Das wenige Licht sorgte für ein diffuses Schattenspiel. Hinzu kam die unbeschreibliche Kälte. Der kalte Schweiß auf meiner Stirn begann bereits zu gefrieren, kleine Rauchwaden entwichen beim Atmen aus meinem Mund. Irgendetwas stimmte hier gewaltig nicht. Mein sechster Sinn schrie Alarm, was wahrscheinlich auch am Anhänger lag. Hier lauerte etwas Gefährliches, etwas Lebensbedrohliches. Das Zimmer von Leroy und mir befand sich auf der linken Seite. Zimmer Nummer drei. Langsam ging ich zu meiner Zimmertür. Je näher ich der Tür kam, desto mehr spürte ich die Gefahr.
Dann stand ich vor meiner Tür und drehte langsam den Knauf auf. Wie in Zeitlupe öffnete sich die Tür. Im Zimmer war es noch kälter und es roch nach BBQ. Nein, es roch eher nach verbranntem Fleische. Leroy lag links auf seinem Bett. Mein Herz setzte aus. Automatisch ging ich zu dem Bett und schaute meinen Zimmergenossen an.
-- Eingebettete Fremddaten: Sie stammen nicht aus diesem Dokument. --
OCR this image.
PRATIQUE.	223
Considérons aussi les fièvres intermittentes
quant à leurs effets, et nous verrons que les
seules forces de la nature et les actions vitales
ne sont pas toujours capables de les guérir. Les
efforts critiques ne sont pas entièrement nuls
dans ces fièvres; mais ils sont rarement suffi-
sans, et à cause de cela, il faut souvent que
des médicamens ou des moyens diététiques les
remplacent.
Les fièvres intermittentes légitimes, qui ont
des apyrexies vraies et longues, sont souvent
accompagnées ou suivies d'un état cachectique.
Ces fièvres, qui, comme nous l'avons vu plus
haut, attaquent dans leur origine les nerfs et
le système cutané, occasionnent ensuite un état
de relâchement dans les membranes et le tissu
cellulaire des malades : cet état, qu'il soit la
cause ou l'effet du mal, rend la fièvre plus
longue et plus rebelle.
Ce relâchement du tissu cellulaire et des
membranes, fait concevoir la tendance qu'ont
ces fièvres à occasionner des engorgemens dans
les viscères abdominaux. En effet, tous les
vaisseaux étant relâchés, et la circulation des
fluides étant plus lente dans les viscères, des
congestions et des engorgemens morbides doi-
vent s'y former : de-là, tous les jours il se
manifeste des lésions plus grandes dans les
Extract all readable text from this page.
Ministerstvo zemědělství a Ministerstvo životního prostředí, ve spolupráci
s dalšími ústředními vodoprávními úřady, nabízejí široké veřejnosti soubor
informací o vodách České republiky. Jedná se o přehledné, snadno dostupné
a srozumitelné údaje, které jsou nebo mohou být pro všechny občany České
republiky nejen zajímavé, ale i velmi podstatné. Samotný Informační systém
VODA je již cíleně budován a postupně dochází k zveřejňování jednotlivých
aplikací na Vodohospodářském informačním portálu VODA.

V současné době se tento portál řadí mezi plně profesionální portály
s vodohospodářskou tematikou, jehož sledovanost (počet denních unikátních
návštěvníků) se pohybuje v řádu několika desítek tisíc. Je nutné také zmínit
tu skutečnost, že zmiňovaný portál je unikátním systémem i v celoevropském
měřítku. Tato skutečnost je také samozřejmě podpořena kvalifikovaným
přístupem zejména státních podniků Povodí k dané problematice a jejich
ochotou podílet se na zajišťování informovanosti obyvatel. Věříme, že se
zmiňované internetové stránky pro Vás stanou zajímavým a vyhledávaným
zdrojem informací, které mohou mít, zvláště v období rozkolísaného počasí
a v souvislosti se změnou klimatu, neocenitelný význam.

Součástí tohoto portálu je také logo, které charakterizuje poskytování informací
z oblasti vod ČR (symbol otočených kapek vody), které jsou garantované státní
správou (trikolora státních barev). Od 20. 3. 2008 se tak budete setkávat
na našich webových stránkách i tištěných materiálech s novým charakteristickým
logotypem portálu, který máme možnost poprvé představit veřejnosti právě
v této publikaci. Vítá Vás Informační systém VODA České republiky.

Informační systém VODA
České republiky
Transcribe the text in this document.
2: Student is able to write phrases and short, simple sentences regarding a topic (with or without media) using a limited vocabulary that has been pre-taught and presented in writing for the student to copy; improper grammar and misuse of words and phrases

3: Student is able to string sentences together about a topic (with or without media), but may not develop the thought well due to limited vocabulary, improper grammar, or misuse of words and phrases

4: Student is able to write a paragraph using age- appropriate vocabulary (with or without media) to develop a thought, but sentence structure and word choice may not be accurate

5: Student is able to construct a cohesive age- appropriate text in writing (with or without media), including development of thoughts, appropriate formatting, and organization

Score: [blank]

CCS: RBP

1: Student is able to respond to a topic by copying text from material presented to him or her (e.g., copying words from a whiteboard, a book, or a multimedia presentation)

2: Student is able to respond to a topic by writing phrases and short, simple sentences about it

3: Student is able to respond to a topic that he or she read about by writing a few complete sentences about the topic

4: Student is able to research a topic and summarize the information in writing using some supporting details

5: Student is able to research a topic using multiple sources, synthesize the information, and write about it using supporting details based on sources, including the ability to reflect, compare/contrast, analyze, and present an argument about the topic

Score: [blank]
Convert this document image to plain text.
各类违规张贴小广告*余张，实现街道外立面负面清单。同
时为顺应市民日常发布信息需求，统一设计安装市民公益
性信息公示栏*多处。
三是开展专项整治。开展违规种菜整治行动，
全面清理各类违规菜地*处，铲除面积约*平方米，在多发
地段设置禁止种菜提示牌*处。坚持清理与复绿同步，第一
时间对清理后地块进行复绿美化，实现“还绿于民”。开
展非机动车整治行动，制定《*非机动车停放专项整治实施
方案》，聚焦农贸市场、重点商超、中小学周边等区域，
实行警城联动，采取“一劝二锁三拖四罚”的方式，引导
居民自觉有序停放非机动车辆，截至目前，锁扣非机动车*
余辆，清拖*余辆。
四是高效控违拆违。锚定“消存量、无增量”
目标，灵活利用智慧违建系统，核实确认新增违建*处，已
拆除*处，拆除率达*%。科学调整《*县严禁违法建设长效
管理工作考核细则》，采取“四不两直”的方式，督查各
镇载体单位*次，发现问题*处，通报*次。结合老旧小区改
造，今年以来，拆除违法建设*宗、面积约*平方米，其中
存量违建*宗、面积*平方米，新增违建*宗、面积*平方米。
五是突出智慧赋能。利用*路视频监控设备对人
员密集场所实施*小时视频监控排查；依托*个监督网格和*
Seine Augen waren weit offen und nach hinten gedreht, so dass man nur noch das Weiße sehen konnte. Sein Gesicht war zu einer starren, grotesken Grimasse gefroren. Sein Mund stand weit offen, so als würde er schreien. Doch Leroy gab keinen Ton von sich. Er lag nur stumm da.
Ich spürte, wie sich ein Blick in meinen Rücken bohrte. Langsam, wie in Zeitlupe, drehte ich mich um. Dort, hinten an der rechten Ecke stand eine Gestalt im Schatten. Meine Kehle schnürte sich vor Angst zu, als ich sah wie die Gestalt langsam nach vorne, in das spärliche Licht, der Straßenlaternen trat. Es war Mason.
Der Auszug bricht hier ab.